Раневская, Нина Заречная… Даже и это: подобные фамилии придумывают себе провинциальные актрисы.
<…>
Печататься я начал в конце восьмидесятых годов. Так называемые декаденты и символисты, появившиеся через несколько лет после того, утверждали, что в те годы русская литература «зашла в тупик», стала чахнуть и сереть, ничего не знала, кроме реализма, протокольного описания действительности… Но давно ли перед тем появились, например, «Братья Карамазовы», «Клара Милич», «Песнь торжествующей любви»? Так ли уж реалистичны были печатавшиеся тогда «Вечерние огни» Фета, стихи В. Соловьева? Можно ли назвать серыми появлявшиеся в ту пору лучшие вещи Лескова, не говоря уже о Толстом, о его изумительных, несравненных «народных» сказках, о «Смерти Ивана Ильича», «Крейцеровой сонате»? И так ли уж были не новы — и по духу и по форме — как раз в то время выступившие Гаршин, Чехов?

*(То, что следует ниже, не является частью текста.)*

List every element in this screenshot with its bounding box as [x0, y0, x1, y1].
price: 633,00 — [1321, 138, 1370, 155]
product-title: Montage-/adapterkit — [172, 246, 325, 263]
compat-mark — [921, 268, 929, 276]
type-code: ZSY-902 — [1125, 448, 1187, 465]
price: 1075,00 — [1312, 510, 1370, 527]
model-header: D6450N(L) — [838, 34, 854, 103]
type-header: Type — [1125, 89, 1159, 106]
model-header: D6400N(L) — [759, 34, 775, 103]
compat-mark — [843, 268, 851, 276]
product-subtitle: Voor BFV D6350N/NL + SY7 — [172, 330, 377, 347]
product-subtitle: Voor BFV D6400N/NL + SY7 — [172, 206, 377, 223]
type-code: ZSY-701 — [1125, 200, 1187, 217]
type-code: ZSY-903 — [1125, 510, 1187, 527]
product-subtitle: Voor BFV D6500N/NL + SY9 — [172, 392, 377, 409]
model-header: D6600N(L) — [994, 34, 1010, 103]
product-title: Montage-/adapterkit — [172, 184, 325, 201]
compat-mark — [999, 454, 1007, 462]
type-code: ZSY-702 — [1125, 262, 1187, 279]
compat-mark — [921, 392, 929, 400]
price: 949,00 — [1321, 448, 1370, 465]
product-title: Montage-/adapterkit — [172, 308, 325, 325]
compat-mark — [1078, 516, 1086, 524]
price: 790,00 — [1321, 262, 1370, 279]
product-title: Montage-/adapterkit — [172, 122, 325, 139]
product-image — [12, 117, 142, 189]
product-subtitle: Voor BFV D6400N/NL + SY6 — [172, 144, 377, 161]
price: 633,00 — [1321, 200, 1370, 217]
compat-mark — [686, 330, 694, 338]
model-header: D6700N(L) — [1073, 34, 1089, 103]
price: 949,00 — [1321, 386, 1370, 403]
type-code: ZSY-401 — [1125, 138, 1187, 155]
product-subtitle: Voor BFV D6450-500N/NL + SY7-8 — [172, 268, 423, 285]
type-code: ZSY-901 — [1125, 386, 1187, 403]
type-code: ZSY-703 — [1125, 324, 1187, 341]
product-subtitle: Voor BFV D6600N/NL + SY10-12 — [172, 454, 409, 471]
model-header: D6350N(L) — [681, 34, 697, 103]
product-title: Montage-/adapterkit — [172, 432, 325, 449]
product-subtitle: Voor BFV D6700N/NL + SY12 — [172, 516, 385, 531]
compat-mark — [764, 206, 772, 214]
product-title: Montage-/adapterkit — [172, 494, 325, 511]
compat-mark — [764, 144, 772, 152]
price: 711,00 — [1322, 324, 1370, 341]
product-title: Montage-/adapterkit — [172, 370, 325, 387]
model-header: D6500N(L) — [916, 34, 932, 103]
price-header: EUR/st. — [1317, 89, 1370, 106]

«Тайный рыцарь, Кормщик, Зеленая звезда»… Тогда и заглавия книг всех этих рыцарей и кормщиков были не менее удивительны: «Снежная маска», «Кубок метелей», «Змеиные цветы»… Тогда, кроме того, ставили их, эти заглавия, непременно на самом верху обложки в углу слева. И помню, как однажды Чехов, посмотрев на такую обложку, вдруг радостно захохотал и сказал:
— Это для косых!
Мне Чехов говорил о «декадентах» не только как о жуликах.
— Какие они декаденты! — говорил он. — Они здоровеннейшие мужики, их бы в арестантские роты отдать…

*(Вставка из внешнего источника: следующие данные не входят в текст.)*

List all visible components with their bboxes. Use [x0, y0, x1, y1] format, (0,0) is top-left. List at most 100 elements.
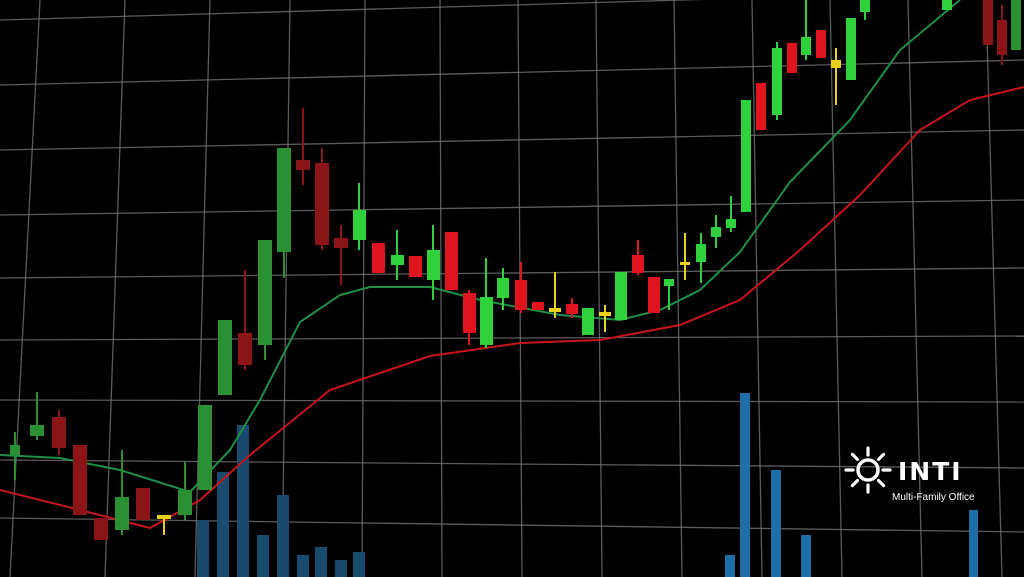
candle [353, 210, 366, 240]
candle [136, 488, 150, 520]
moving-average-fast [0, 0, 961, 494]
candle [334, 238, 348, 248]
candle [497, 278, 509, 298]
grid-line [0, 129, 1024, 151]
grid-line [751, 0, 763, 577]
grid-line [673, 0, 683, 577]
grid-line [104, 0, 126, 577]
grid-line [0, 399, 1024, 403]
candle [846, 18, 856, 80]
candle [772, 48, 782, 115]
candle [983, 0, 993, 45]
candle [801, 37, 811, 55]
volume-bar [217, 472, 229, 577]
volume-bar [353, 552, 365, 577]
grid-line [0, 459, 1024, 469]
candle [372, 243, 385, 273]
grid-line [0, 267, 1024, 279]
grid-line [0, 335, 1024, 341]
ray [850, 479, 859, 488]
grid-line [0, 0, 705, 21]
candle [277, 148, 291, 252]
candle [258, 240, 272, 345]
candle [632, 255, 644, 273]
candle [427, 250, 440, 280]
volume-bar [197, 520, 209, 577]
candles [10, 0, 1021, 540]
candle [860, 0, 870, 12]
candle [315, 163, 329, 245]
logo-rays [844, 446, 892, 494]
logo-sun [856, 458, 880, 482]
candle [756, 83, 766, 130]
candle [680, 262, 690, 265]
ray [850, 452, 859, 461]
candle [238, 333, 252, 365]
candle [816, 30, 826, 58]
candle [566, 304, 578, 314]
candle [391, 255, 404, 265]
candle [480, 297, 493, 345]
volume-bar [740, 393, 750, 577]
grid-line [0, 517, 1024, 533]
candle [1011, 0, 1021, 50]
candle [30, 425, 44, 436]
candle [157, 515, 171, 519]
candle [198, 405, 212, 490]
candle [997, 20, 1007, 55]
grid-line [907, 0, 923, 577]
candle [532, 302, 544, 310]
candle [648, 277, 660, 313]
candle [664, 279, 674, 286]
candle [741, 100, 751, 212]
volume-bar [237, 425, 249, 577]
candle [296, 160, 310, 170]
candle [726, 219, 736, 228]
candle [10, 445, 20, 455]
grid-line [281, 0, 291, 577]
candle [599, 312, 611, 316]
logo-tagline: Multi-Family Office [892, 492, 975, 503]
candle [582, 308, 594, 335]
grid-line [9, 0, 41, 577]
candle [549, 308, 561, 312]
grid-line [0, 199, 1024, 216]
candle [409, 256, 422, 277]
grid-line [194, 0, 211, 577]
volume-bar [297, 555, 309, 577]
grid-line [829, 0, 843, 577]
candle [696, 244, 706, 262]
candle [115, 497, 129, 530]
logo-icon [844, 446, 892, 494]
candle [178, 490, 192, 515]
candle [445, 232, 458, 290]
candle [73, 445, 87, 515]
moving-average-slow [0, 86, 1024, 530]
logo-name: INTI [898, 457, 963, 486]
candle [831, 60, 841, 68]
grid-line [439, 0, 443, 577]
candle [615, 272, 627, 320]
ray [877, 452, 886, 461]
volume-bar [257, 535, 269, 577]
candle [463, 293, 476, 333]
ray [877, 479, 886, 488]
volume-bar [315, 547, 327, 577]
candle [52, 417, 66, 448]
candle [515, 280, 527, 310]
candle [711, 227, 721, 237]
candle [787, 43, 797, 73]
volume-bar [335, 560, 347, 577]
volume-bar [725, 555, 735, 577]
volume [197, 393, 978, 577]
volume-bar [771, 470, 781, 577]
volume-bar [969, 510, 978, 577]
volume-bar [801, 535, 811, 577]
candle [942, 0, 952, 10]
volume-bar [277, 495, 289, 577]
candle [218, 320, 232, 395]
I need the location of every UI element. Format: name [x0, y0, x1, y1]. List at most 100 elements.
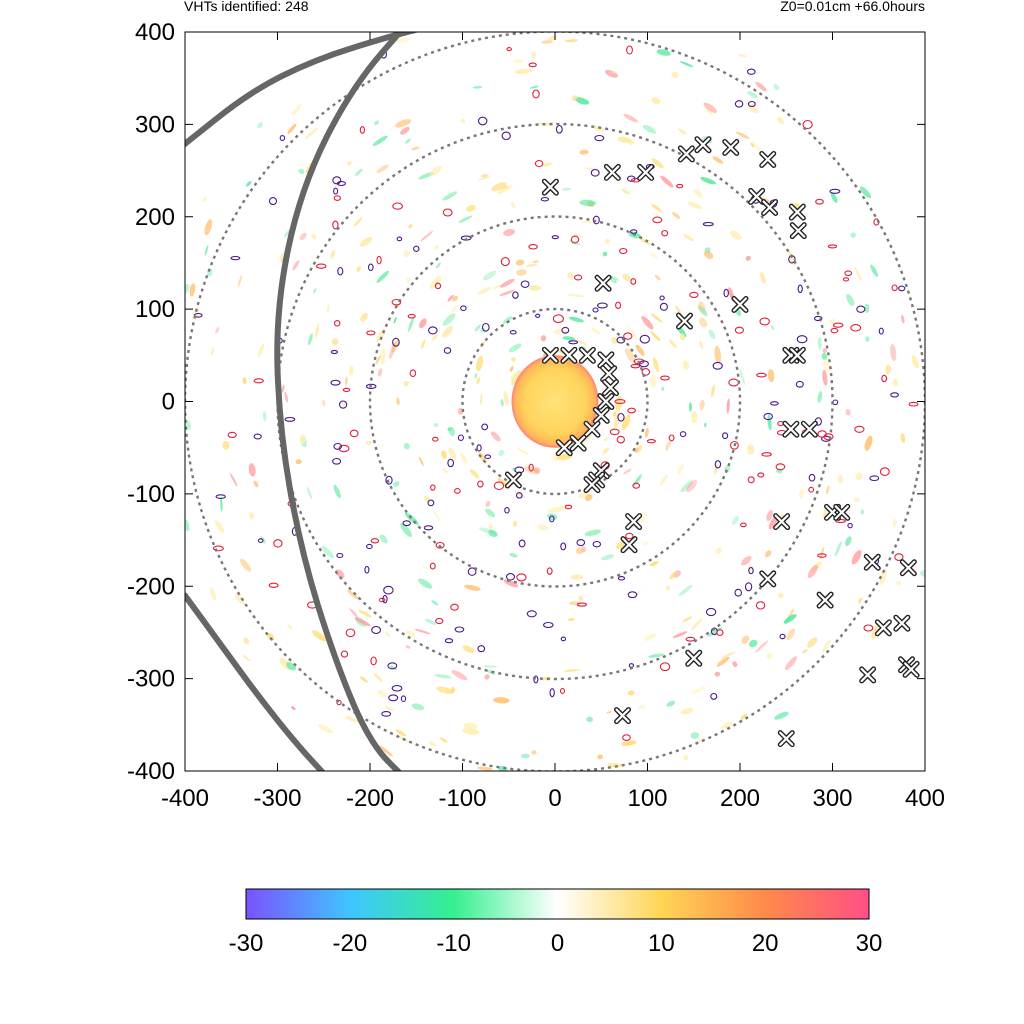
anomaly-patch — [292, 260, 300, 271]
vht-contour — [337, 266, 344, 276]
anomaly-patch — [281, 384, 285, 393]
anomaly-patch — [500, 398, 504, 407]
anomaly-patch — [579, 149, 589, 155]
anomaly-patch — [698, 301, 706, 313]
anomaly-patch — [486, 669, 496, 676]
vht-marker — [788, 203, 806, 221]
anomaly-patch — [650, 331, 661, 342]
vht-contour — [728, 378, 740, 387]
anomaly-patch — [393, 316, 397, 324]
anomaly-patch — [474, 324, 481, 332]
vht-contour — [333, 195, 341, 201]
anomaly-patch — [783, 614, 797, 624]
vht-contour — [366, 330, 376, 336]
anomaly-patch — [537, 524, 549, 531]
anomaly-patch — [695, 738, 706, 743]
anomaly-patch — [347, 589, 360, 600]
vht-contour — [702, 221, 714, 227]
anomaly-patch — [496, 185, 513, 194]
vht-contour — [345, 628, 356, 638]
vht-contour — [823, 433, 834, 441]
vht-contour — [597, 302, 608, 309]
anomaly-patch — [777, 592, 784, 599]
vht-marker — [625, 513, 643, 531]
anomaly-patch — [533, 467, 541, 474]
vht-contour — [392, 337, 400, 347]
anomaly-patch — [189, 283, 196, 297]
anomaly-patch — [870, 264, 879, 277]
vht-marker — [614, 707, 632, 725]
anomaly-patch — [669, 339, 677, 348]
vht-marker — [578, 346, 596, 364]
anomaly-patch — [511, 202, 516, 209]
anomaly-patch — [567, 294, 585, 297]
anomaly-patch — [284, 391, 289, 403]
vht-contour — [854, 425, 865, 433]
vht-contour — [797, 284, 803, 294]
vht-contour — [619, 247, 628, 255]
anomaly-patch — [606, 711, 612, 714]
vht-contour — [430, 484, 436, 491]
vht-contour — [568, 340, 579, 345]
vht-contour — [898, 285, 906, 292]
anomaly-patch — [661, 386, 665, 391]
vht-marker-fill — [580, 348, 595, 363]
vht-contour — [442, 208, 453, 217]
vht-contour — [734, 100, 744, 108]
anomaly-patch — [660, 175, 674, 188]
vht-contour — [336, 552, 344, 559]
vht-marker-fill — [865, 555, 880, 570]
anomaly-patch — [865, 336, 870, 342]
anomaly-patch — [359, 237, 373, 247]
anomaly-patch — [499, 278, 515, 288]
vht-contour — [481, 423, 489, 431]
vht-contour — [528, 62, 537, 68]
vht-marker — [874, 619, 892, 637]
vht-contour — [460, 305, 467, 312]
colorbar-scale — [245, 888, 870, 920]
anomaly-patch — [786, 628, 796, 641]
vht-contour — [332, 457, 342, 465]
anomaly-patch — [627, 690, 635, 696]
x-tick-label: -400 — [161, 785, 209, 812]
anomaly-patch — [373, 672, 383, 683]
anomaly-patch — [612, 411, 616, 417]
vht-contour — [770, 401, 779, 406]
vht-marker — [602, 379, 619, 397]
vht-contour — [734, 326, 744, 334]
anomaly-patch — [341, 401, 345, 409]
vht-contour — [454, 626, 465, 633]
vht-marker — [541, 178, 559, 196]
vht-marker-fill — [584, 422, 600, 437]
anomaly-patch — [890, 344, 897, 362]
vht-contour — [779, 633, 786, 640]
anomaly-patch — [773, 84, 780, 91]
anomaly-patch — [304, 127, 318, 140]
anomaly-patch — [624, 348, 636, 364]
vht-marker — [859, 666, 877, 684]
anomaly-patch — [347, 161, 352, 166]
range-ring — [276, 122, 834, 681]
vht-contour — [532, 89, 540, 99]
anomaly-patch — [418, 578, 433, 589]
anomaly-patch — [374, 120, 379, 126]
anomaly-patch — [240, 558, 252, 572]
anomaly-patch — [478, 176, 491, 181]
vht-contour — [817, 553, 827, 558]
vht-marker — [773, 513, 791, 531]
vht-contour — [257, 538, 264, 543]
anomaly-patch — [553, 328, 567, 335]
anomaly-patch — [349, 365, 354, 376]
anomaly-patch — [574, 339, 588, 346]
anomaly-patch — [626, 326, 638, 340]
vht-contour — [273, 539, 283, 548]
anomaly-patch — [683, 754, 689, 761]
vht-marker-fill — [621, 537, 637, 552]
vht-contour — [623, 332, 633, 340]
anomaly-patch — [900, 432, 906, 444]
vht-contour — [506, 47, 512, 52]
x-tick-label: 200 — [720, 785, 760, 812]
anomaly-patch — [568, 316, 584, 323]
vht-contour — [370, 656, 377, 666]
anomaly-patch — [429, 276, 442, 290]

Правда — почти все были «жулики» и «здоровеннейшие мужики», но нельзя сказать, что здоровые, нормальные. Силы (да и литературные способности) у «декадентов» времени Чехова и у тех, что увеличили их число и славились впоследствии, называясь уже не декадентами и не символистами, а футуристами, мистическими анархистами, аргонавтами, равно как и у прочих, — у Горького, Андреева, позднее, например, у тщедушного, дохлого от болезней Арцыбашева или у Кузьмина с его полуголым черепом и гробовым лицом, раскрашенным, как труп проститутки, — были и впрямь велики, но таковы, какими обладают истерики, юроды, помешанные: ибо кто же из них мог назваться здоровым в обычном смысле этого слова? Все они были хитры, отлично знали, что потребно для привлечения к себе внимания, но ведь обладает всеми этими качествами и большинство истериков, юродов, помешанных. И вот: какое удивительное скопление нездоровых, ненормальных в той или иной форме, в той или иной степени было еще при Чехове и как все росло оно в последующие годы! Чахоточная и совсем недаром писавшая от мужского имени Гиппиус, одержимый манией величия Брюсов, автор «Тихих мальчиков», потом «Мелкого беса», иначе говоря патологического Передонова, певец смерти и «отца» своего дьявола, каменно-неподвижный и молчаливый Сологуб, — «кирпич в сюртуке», по определению Розанова, буйный «мистический анархист» Чулков, исступленный Волынский, малорослый и страшный своей огромной головой и стоячими черными глазами Минский.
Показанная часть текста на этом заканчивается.